Critically, Foxp1 has established roles in hepatic glucose metabolism. Zou et al. (PMID: 26504089) demonstrated that hepatic Foxp1 inhibits expression of gluconeogenesis genes and decreases hepatic glucose production and fasting blood glucose by competing with Foxo1 for binding of insulin responsive gluconeogenic genes. In line with these observations, we observe fatty liver and hyperglycaemia in foxp1a;foxp1b double mutant zebrafish (data not shown), suggesting that the metabolic dysfunction in our whole-animal mutants may be driven primarily by hepatic Foxp1 loss rather than adipose-specific effects.
We have expanded on the points raised here in the Discussion.
(8) Line 522-524: "The major phenotype in foxp1a mutants was impaired adipose expansion following HFD, suggesting failure to respond to diet-induced stress signals". In the presented Figure 6j, foxp1a mutant expands adipose LD size following HFD, similar to the control, which is contradictory to the statement above. Please clarify.

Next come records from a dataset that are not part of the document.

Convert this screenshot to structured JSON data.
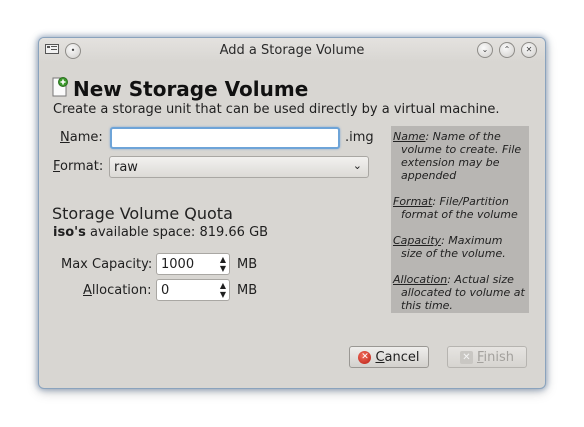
{
  "window": {
    "title": "Add a Storage Volume"
  },
  "header": {
    "title": "New Storage Volume",
    "subtitle": "Create a storage unit that can be used directly by a virtual machine."
  },
  "form": {
    "name_label_mnemonic": "N",
    "name_label_rest": "ame:",
    "name_value": "",
    "name_suffix": ".img",
    "format_label_mnemonic": "F",
    "format_label_rest": "ormat:",
    "format_value": "raw"
  },
  "quota": {
    "title": "Storage Volume Quota",
    "pool_name": "iso's",
    "available_text": "available space: 819.66 GB",
    "max_capacity_label": "Max Capacity:",
    "max_capacity_value": "1000",
    "max_capacity_unit": "MB",
    "allocation_label_mnemonic": "A",
    "allocation_label_rest": "llocation:",
    "allocation_value": "0",
    "allocation_unit": "MB"
  },
  "help": {
    "name_term": "Name",
    "name_desc": ": Name of the volume to create. File extension may be appended",
    "format_term": "Format",
    "format_desc": ": File/Partition format of the volume",
    "capacity_term": "Capacity",
    "capacity_desc": ": Maximum size of the volume.",
    "allocation_term": "Allocation",
    "allocation_desc": ": Actual size allocated to volume at this time."
  },
  "buttons": {
    "cancel_mnemonic": "C",
    "cancel_rest": "ancel",
    "finish_mnemonic": "F",
    "finish_rest": "inish"
  },
  "colors": {
    "window_bg": "#d8d6d2",
    "focus_border": "#6ea4d8",
    "cancel_icon": "#d7332a"
  }
}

We thank the reviewer for highlighting this apparent inconsistency and apologise for imprecise wording. These measurements are actually consistent but refer to different scales of analysis.
Tissue level (Supplementary Fig. 7): foxp1a mutants show significantly reduced total adipose expansion (based on whole-animal Nile Red images) compared to wild-type fish on HFD—this is what we refer to as "impaired adipose expansion."
Cellular level (Fig. 6L-M): At the individual adipocyte level, foxp1a mutants show statistically significant increases in LD diameter following HFD. However, the magnitude is reduced by ~35% compared to wild-type (mutants: +14.4 µm; WT: +22.2 µm; p = 0.023).
We have revised the text to more precisely state "reduced adipose expansion" rather than "impaired expansion" to avoid implying complete failure to respond.